Nope, no additional install.
Also, the only block I needed to add is:
after_ssl:
- replace:
filename: "/etc/runit/1.d/letsencrypt"
from: /--keylength/
to: "-d mywebsite.org --keylength"
(http to https redirect seems to be working fine without the two other replace blocks, those with nginx)
So I’ve finally found time to work through the “Setting up Let’s Encrypt with Multiple Domains” and “Redirect single/multiple domain(s) to your Discourse instance” guides.
I’ve added a lot more to my containers/app.yml file than you did and nearly everything works correctly.
My Discourse is hosted on the www. subdomain and my goal was to redirect http and https requests from the apex domain to the www subdomain. This now works but if I go to https://mydomain.com, it does redirect but Chrome the following warning in the console:
Redirecting navigation example.com -> www.example.com because the server presented a certificate valid for www.example.com but not for example.com. To disable such redirects launch Chrome with the following flag: --disable-features=SSLCommonNameMismatchHandling
Here’s my app.yml additions:
after_ssl:
- replace:
filename: "/etc/runit/1.d/letsencrypt"
from: /--keylength/
to: "-d example.com -d www.example.com --keylength"
- replace:
filename: "/etc/nginx/conf.d/discourse.conf"
from: /return 301 https.+/
to: |
return 301 https://$host$request_uri;
- replace:
filename: "/etc/nginx/conf.d/discourse.conf"
from: /gzip on;[^\}]+\}/m
to: |
gzip on;
add_header Strict-Transport-Security 'max-age=31536000'; # remember the certificate for a year and automatically connect to HTTPS for this domain
after_web_config:
- replace:
filename: /etc/nginx/nginx.conf
from: /sendfile.+on;/
to: |
server_names_hash_bucket_size 64;
sendfile on;
- file:
path: /etc/nginx/conf.d/discourse_redirect_1.conf
contents: |
server {
listen 80;
listen 443 ssl;
server_name example.com;
return 301 https://www.example.com$request_uri;
}
Does this look correct? If so, is there a solution to the certificate name mismatch problem?
EDIT: I have two A Records, one for the www subdomain and another using @ to catch all requests to the apex domain. Both point to my Digital ocean droplet IP. I assume this is also correct?
Thanks.
Free to implement, even if cloudflare isn’t your registrar.
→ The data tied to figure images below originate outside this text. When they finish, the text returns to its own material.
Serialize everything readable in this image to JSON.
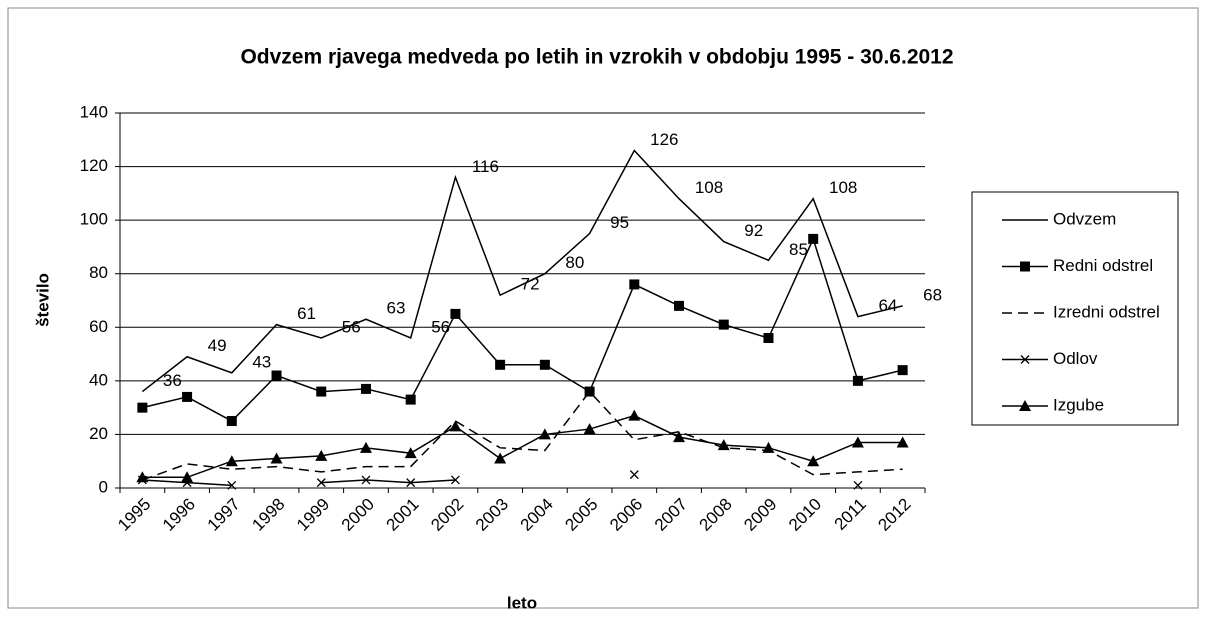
{
  "chart_data": {
    "type": "line",
    "title": "Odvzem rjavega medveda po letih in vzrokih  v obdobju 1995 - 30.6.2012",
    "xlabel": "leto",
    "ylabel": "število",
    "categories": [
      "1995",
      "1996",
      "1997",
      "1998",
      "1999",
      "2000",
      "2001",
      "2002",
      "2003",
      "2004",
      "2005",
      "2006",
      "2007",
      "2008",
      "2009",
      "2010",
      "2011",
      "2012"
    ],
    "ylim": [
      0,
      140
    ],
    "yticks": [
      0,
      20,
      40,
      60,
      80,
      100,
      120,
      140
    ],
    "grid": true,
    "legend": "right",
    "data_labels_series": "Odvzem",
    "series": [
      {
        "name": "Odvzem",
        "color": "#000000",
        "style": "solid",
        "marker": "none",
        "values": [
          36,
          49,
          43,
          61,
          56,
          63,
          56,
          116,
          72,
          80,
          95,
          126,
          108,
          92,
          85,
          108,
          64,
          68
        ]
      },
      {
        "name": "Redni odstrel",
        "color": "#000000",
        "style": "solid",
        "marker": "square",
        "values": [
          30,
          34,
          25,
          42,
          36,
          37,
          33,
          65,
          46,
          46,
          36,
          76,
          68,
          61,
          56,
          93,
          40,
          44
        ]
      },
      {
        "name": "Izredni odstrel",
        "color": "#000000",
        "style": "dashed",
        "marker": "none",
        "values": [
          3,
          9,
          7,
          8,
          6,
          8,
          8,
          25,
          15,
          14,
          36,
          18,
          21,
          15,
          14,
          5,
          6,
          7
        ]
      },
      {
        "name": "Odlov",
        "color": "#000000",
        "style": "solid",
        "marker": "x",
        "values": [
          3,
          2,
          1,
          null,
          2,
          3,
          2,
          3,
          null,
          null,
          null,
          5,
          null,
          null,
          null,
          null,
          1,
          null
        ]
      },
      {
        "name": "Izgube",
        "color": "#000000",
        "style": "solid",
        "marker": "triangle",
        "values": [
          4,
          4,
          10,
          11,
          12,
          15,
          13,
          23,
          11,
          20,
          22,
          27,
          19,
          16,
          15,
          10,
          17,
          17
        ]
      }
    ]
  }
}
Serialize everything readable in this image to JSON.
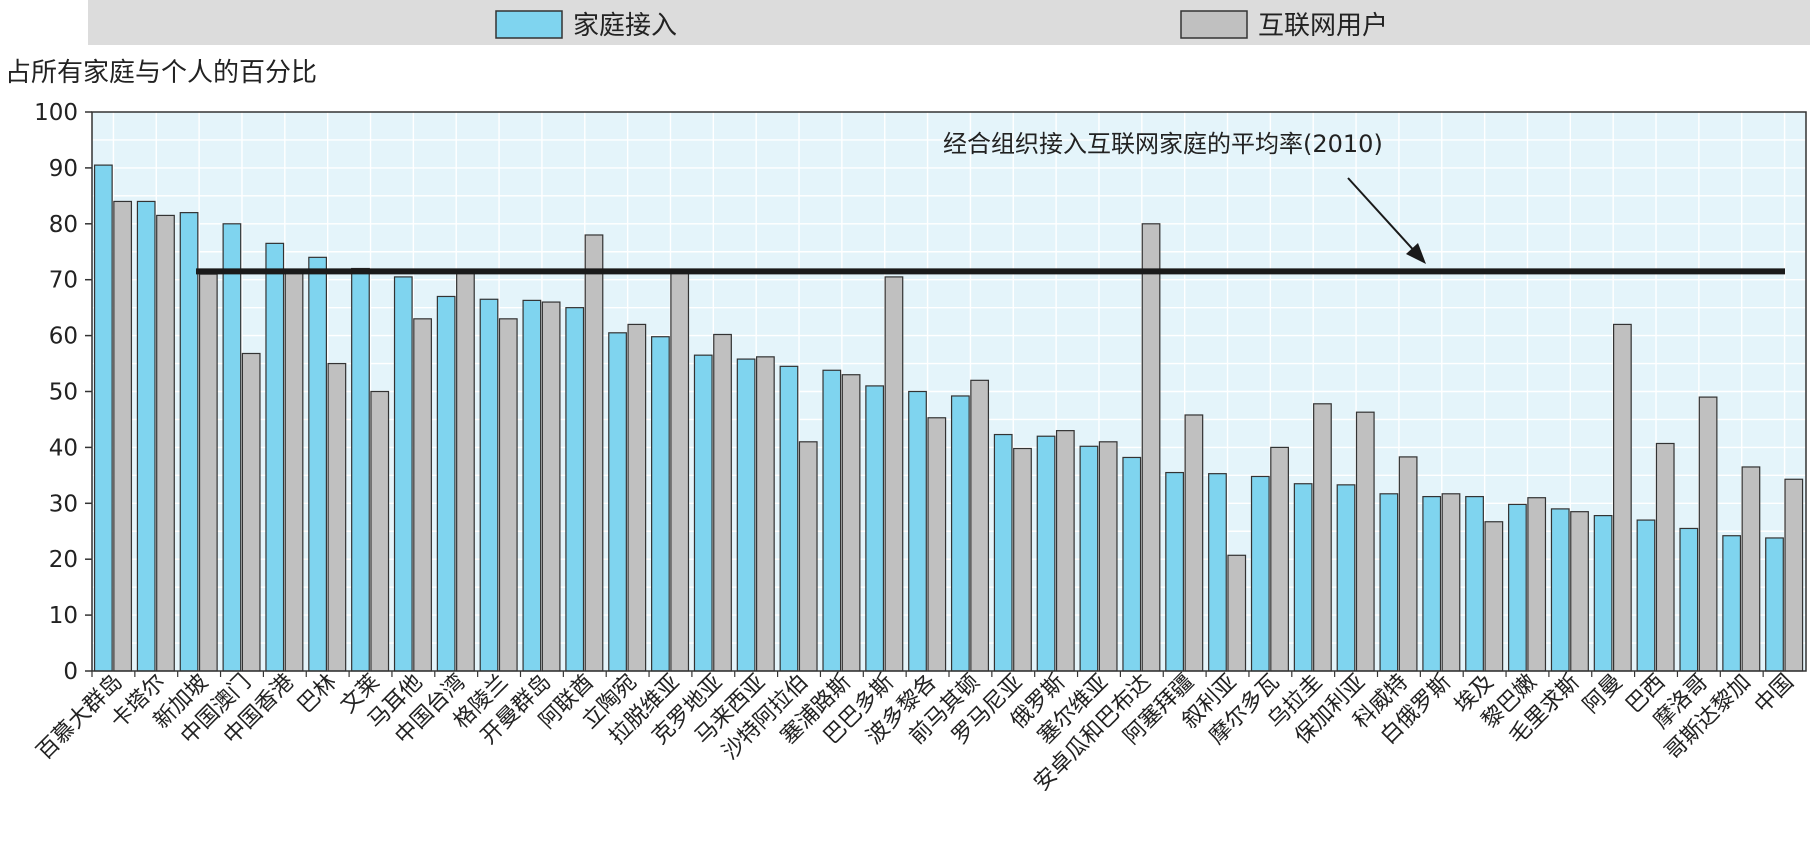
{
  "chart_data": {
    "type": "bar",
    "ylabel": "占所有家庭与个人的百分比",
    "ylim": [
      0,
      100
    ],
    "yticks": [
      0,
      10,
      20,
      30,
      40,
      50,
      60,
      70,
      80,
      90,
      100
    ],
    "legend_position": "top",
    "colors": {
      "家庭接入": "#7fd4ef",
      "互联网用户": "#c0c0c0",
      "plot_background": "#e4f4fa",
      "grid": "#ffffff",
      "average_line": "#1a1a1a"
    },
    "categories": [
      "百慕大群岛",
      "卡塔尔",
      "新加坡",
      "中国澳门",
      "中国香港",
      "巴林",
      "文莱",
      "马耳他",
      "中国台湾",
      "格陵兰",
      "开曼群岛",
      "阿联酋",
      "立陶宛",
      "拉脱维亚",
      "克罗地亚",
      "马来西亚",
      "沙特阿拉伯",
      "塞浦路斯",
      "巴巴多斯",
      "波多黎各",
      "前马其顿",
      "罗马尼亚",
      "俄罗斯",
      "塞尔维亚",
      "安卓瓜和巴布达",
      "阿塞拜疆",
      "叙利亚",
      "摩尔多瓦",
      "乌拉圭",
      "保加利亚",
      "科威特",
      "白俄罗斯",
      "埃及",
      "黎巴嫩",
      "毛里求斯",
      "阿曼",
      "巴西",
      "摩洛哥",
      "哥斯达黎加",
      "中国"
    ],
    "series": [
      {
        "name": "家庭接入",
        "values": [
          90.5,
          84,
          82,
          80,
          76.5,
          74,
          72,
          70.5,
          67,
          66.5,
          66.3,
          65,
          60.5,
          59.8,
          56.5,
          55.8,
          54.5,
          53.8,
          51,
          50,
          49.2,
          42.3,
          42,
          40.2,
          38.2,
          35.5,
          35.3,
          34.8,
          33.5,
          33.3,
          31.7,
          31.2,
          31.2,
          29.8,
          29,
          27.8,
          27,
          25.5,
          24.2,
          23.8
        ]
      },
      {
        "name": "互联网用户",
        "values": [
          84,
          81.5,
          71,
          56.8,
          71.5,
          55,
          50,
          63,
          71.5,
          63,
          66,
          78,
          62,
          71.5,
          60.2,
          56.2,
          41,
          53,
          70.5,
          45.3,
          52,
          39.8,
          43,
          41,
          80,
          45.8,
          20.7,
          40,
          47.8,
          46.3,
          38.3,
          31.7,
          26.7,
          31,
          28.5,
          62,
          40.7,
          49,
          36.5,
          34.3
        ]
      }
    ],
    "reference_line": {
      "label": "经合组织接入互联网家庭的平均率(2010)",
      "value": 71.5
    }
  }
}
Works with https, zero additional complexity in your discourse install.
Thanks, I am not currently using Cloudflare so hadn’t come across those before. I went a different route and followed the guides above and mostly managed to solve my problem. You posted just as I submitted my reply above.
Please check this website; does it have all the redirects you need? It’s done with only one replace block (see above) and this DNS setup (I’ve only redacted the email TXT records):
I get no warning in the console.
Yep, just be prepared for it to break when the letsencrypt configuration changes.
When Lets encrypt was updated to support elliptical curve the approach you’re relying on above was broken for a couple of weeks.
The only difference is I do not have the CAA record in my DNS. I’ll add it using the same value you’ve used.
I assume your discourse hostname is www.example.com, are you certain you do not get a warning when you access https://example.com?
The warning is even more severe with Chrome on Android, it blocks the site completely and doesn’t redirect.
You’ve lost me now 
What do I need to watch out for/be prepared to fix?
Correct.
Yes I am, no warning in the console.
I think I found the issue, I had this:
after_ssl:
- replace:
filename: "/etc/runit/1.d/letsencrypt"
from: /--keylength/
to: "-d example.com -d www.example.com --keylength"
When I should have had:
after_ssl:
- replace:
filename: "/etc/runit/1.d/letsencrypt"
from: /--keylength/
to: "-d example.com --keylength"
Notice the last line, I had example.com and www.example.com
I also changed return 301 https://$host$request_uri; to return 301 $scheme://$host$request_uri; a rebuild later and it seems to be working.
Now I’m just concerned about what @Stephen mentioned about it breaking when letsencrypt configuration changes…
A change on September 9th last year broke the approach you’re following, and because the implementation falls outside of the standard install it wasn’t until the October 31st that a solution was published. If you look at the topic you followed and the edit history on the wiki it’s clearly documented.
As you’re not doing something which necessitates getting elbow-deep in additional configuration, I would advise against it. OTOH when Let’s Encrypt does change and you’re affected, we can refer you back to this topic.